Voir la fiche complète du film : Urban cannibals - The Ghouls (Chad Ferrin - 2003)

Urban cannibals - The Ghouls – Critique

Urban cannibals - The Ghouls
Une vaste fumisterie qui manque de tout, et surtout de talent et d'idées.
Publié le 22 Novembre 2013 par AqME · Voir la fiche de Urban cannibals - The Ghouls

Pour tourner un film, il faut quatre choses très précises : l'envie (l'envie de faire quelque chose de bien, de fort et de narrer une histoire prenante et originale), le talent (Certains réalisateurs se font remarquer dès le premier court-métrage comme Neill Blomkamp), des acteurs (difficile d'être crédible si l'on fait jouer ses potes ou sans un rôle principal charismatique) et enfin, de l'argent.
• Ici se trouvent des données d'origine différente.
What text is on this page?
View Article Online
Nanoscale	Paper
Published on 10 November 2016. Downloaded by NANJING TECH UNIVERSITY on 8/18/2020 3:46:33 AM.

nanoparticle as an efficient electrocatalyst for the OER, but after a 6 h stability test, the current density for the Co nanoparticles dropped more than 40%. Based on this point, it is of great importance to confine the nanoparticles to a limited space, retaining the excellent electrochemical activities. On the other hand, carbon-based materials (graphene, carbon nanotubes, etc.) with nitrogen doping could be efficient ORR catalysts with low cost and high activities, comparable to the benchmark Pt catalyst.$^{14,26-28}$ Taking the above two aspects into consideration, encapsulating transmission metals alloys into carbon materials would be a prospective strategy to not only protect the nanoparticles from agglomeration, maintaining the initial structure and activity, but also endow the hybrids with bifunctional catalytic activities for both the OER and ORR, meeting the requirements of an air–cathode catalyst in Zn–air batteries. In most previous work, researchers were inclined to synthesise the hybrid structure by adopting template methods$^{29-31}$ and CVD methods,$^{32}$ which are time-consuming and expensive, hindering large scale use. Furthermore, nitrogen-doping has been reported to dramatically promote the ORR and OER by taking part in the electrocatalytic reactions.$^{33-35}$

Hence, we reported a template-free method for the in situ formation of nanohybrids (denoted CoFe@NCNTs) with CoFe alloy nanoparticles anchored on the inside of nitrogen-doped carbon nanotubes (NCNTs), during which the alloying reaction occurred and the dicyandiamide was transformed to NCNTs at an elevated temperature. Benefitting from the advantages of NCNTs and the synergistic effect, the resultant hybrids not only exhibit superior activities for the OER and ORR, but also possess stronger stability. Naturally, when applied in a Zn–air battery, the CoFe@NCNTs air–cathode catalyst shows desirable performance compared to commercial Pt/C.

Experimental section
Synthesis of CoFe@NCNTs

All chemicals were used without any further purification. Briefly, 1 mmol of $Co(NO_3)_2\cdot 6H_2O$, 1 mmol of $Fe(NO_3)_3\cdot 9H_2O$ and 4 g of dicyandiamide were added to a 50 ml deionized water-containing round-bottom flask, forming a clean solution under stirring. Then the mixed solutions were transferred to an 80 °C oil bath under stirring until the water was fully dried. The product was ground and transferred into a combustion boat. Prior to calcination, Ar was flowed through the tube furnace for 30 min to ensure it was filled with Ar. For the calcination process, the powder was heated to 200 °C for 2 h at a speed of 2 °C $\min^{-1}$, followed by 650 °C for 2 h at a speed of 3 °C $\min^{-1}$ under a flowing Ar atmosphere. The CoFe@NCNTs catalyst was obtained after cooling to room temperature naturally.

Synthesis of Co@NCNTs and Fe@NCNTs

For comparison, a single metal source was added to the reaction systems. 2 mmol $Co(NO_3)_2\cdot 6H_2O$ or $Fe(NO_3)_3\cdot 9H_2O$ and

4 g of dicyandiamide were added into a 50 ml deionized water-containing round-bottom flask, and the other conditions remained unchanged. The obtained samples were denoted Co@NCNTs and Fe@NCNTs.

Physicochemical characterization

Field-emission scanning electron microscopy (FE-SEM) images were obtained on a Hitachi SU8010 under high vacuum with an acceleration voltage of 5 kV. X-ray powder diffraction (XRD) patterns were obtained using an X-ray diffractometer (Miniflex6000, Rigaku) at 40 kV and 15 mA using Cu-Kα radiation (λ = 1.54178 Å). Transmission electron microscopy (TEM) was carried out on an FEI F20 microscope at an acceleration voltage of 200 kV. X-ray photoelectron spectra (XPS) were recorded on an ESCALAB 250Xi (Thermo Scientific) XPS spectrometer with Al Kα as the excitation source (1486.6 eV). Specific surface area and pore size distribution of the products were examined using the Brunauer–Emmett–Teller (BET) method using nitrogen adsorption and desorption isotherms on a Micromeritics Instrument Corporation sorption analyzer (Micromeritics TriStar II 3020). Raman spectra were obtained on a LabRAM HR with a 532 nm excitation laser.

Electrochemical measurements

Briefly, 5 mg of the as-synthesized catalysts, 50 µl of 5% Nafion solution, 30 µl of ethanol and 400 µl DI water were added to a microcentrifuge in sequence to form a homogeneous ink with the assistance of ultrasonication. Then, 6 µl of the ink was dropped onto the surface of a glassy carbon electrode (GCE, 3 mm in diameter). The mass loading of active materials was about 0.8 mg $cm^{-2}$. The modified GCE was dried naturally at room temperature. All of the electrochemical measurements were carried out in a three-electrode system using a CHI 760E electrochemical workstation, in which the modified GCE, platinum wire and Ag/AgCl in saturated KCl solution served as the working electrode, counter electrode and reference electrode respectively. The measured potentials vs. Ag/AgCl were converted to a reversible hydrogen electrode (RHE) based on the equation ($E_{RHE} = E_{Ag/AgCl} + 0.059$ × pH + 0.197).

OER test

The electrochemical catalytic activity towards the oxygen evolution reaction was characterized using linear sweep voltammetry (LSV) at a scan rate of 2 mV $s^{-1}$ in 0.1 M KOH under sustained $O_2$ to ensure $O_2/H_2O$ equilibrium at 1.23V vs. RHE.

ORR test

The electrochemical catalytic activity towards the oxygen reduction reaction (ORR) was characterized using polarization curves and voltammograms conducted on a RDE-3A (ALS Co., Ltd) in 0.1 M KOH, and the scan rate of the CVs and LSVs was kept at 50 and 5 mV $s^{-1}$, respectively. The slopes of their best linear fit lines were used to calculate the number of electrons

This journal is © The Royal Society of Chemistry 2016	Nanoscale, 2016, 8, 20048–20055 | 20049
Le budget est le nerf de la guerre dans le septième art et sans argent, on ne fait pas grand-chose et on tombe dans une sorte d'amateurisme voire d'obscurantisme. Urban Cannibals ou The Ghouls en version originale n'a coûté que 9 000 dollars et cela se voit. Peut-on faire quelque chose d'intéressant avec si peu d'argent ? Le film se défend-il ?


Allez Paulette, je mets la caméra à l'épaulette !

Le scénario du film se base sur une histoire déjà existante, celle de Cannibal Holocaust. Néanmoins, ce film s'en éloigne de par sa narration et son lieu, il n'en garde que le côté sulfureux et cette recherche du sensationnel par la télévision. On va donc suivre Eric Hayes, un journaliste qui cherche par tous les moyens un scoop à faire vendre. Il écoute donc la radio des flics pour se rendre dans les lieux de crime ou de viol. Se faisant refouler à chaque fois, il erre sans but dans les quartiers pauvres de la ville, saoul. Soudain, des cris se font entendre et il est persuadé d'être tombé sur un viol. Malheureusement pour lui, il va rencontrer une bande de cannibales à la peau blanchâtre qui vit dans les égouts.

Le premier constat quand on met la galette, c'est la qualité de l'image. C'est dégueulasse et on voit très rapidement le manque de moyens. On dirait un film privé sur son voisin et cela gâche de suite l'immersion dans l'histoire et le film. Ensuite, l'histoire en elle-même est assez pauvre. On va voir la descente aux enfers d'un tocard qui espère gagner de l'argent en filmant de la merde et sans venir en aide aux gens. Alors ça veut dénoncer le côté sensationnel de la télé, la volonté des gens de toujours plus de sang ou de choses qui choquent, mais ça y va sans une once de finesse. Du coup, ça lorgne du côté du film de Deodato mais avec trop peu de moyens et surtout une mise en scène peu inventive et fatigante.

Même les acteurs n'y croient pas trop : Timothy Muskatell joue le personnage central du film, celui qui cherche à tout prix son scoop et il n'est pas très bon. Non pas qu'il soit très mauvais, mais il reste plat et sans grand intérêt ni background. À ses côtés, peu de personnages, hormis une femme brune qu'il essaye vainement de reconquérir et qui demeure de glace, ou encore un ami qui reste aussi plat que lui et un peu débile. Alors on voit peut voir aussi très furtivement James Gunn, le réalisateur des films Horribilis et Super, qui doit apparaître environ deux secondes et qui voit son nom crédité sur la jaquette du DVD. Les cannibales ne sont pas hyper crédibles non plus. Si leurs visages ont l'air émaciés et difformes, mais on ne verra cela qu'en quelques plans tressautant et c'est assez désagréable. De plus, leurs mouvements simiesques sont assez maladroits et peu enclins à susciter la peur.

Alors que nous reste-t-il dans tout ça ? L'aspect un peu gore et craspec du métrage. Quelques passages assez sales égrainent le métrage pour étancher la soif des plus demandeurs en barbaque. On y voit donc des boyaux, un mec coupé en deux ou encore un écorché vif. Sur ce dernier, hormis le visage qui est plutôt bien foutu, le reste demeure vraiment amateur et peu crédible. La fin est assez ridicule et confronte notre personnage face à la horde de cannibales. Le message est clair, il faut se retrouver en situation de danger pour comprendre que le sensationnalisme, c'est de la merde. Si on regardait un peu moins son nombril, le monde tournerait mieux et on n'aurait pas besoin de ce genre de message puéril.


Mec, t'as pas de pot, t'as plus de peau !

Au final, Urban Cannibals est une vaste fumisterie. Un vieux film de série Z, mais qui ne divertit pas et ennuie plus qu'autre chose. Bref, un film à réserver aux amateurs de bizarreries et aux films amateurs tentant de faire quelque chose avec trois francs et six sous.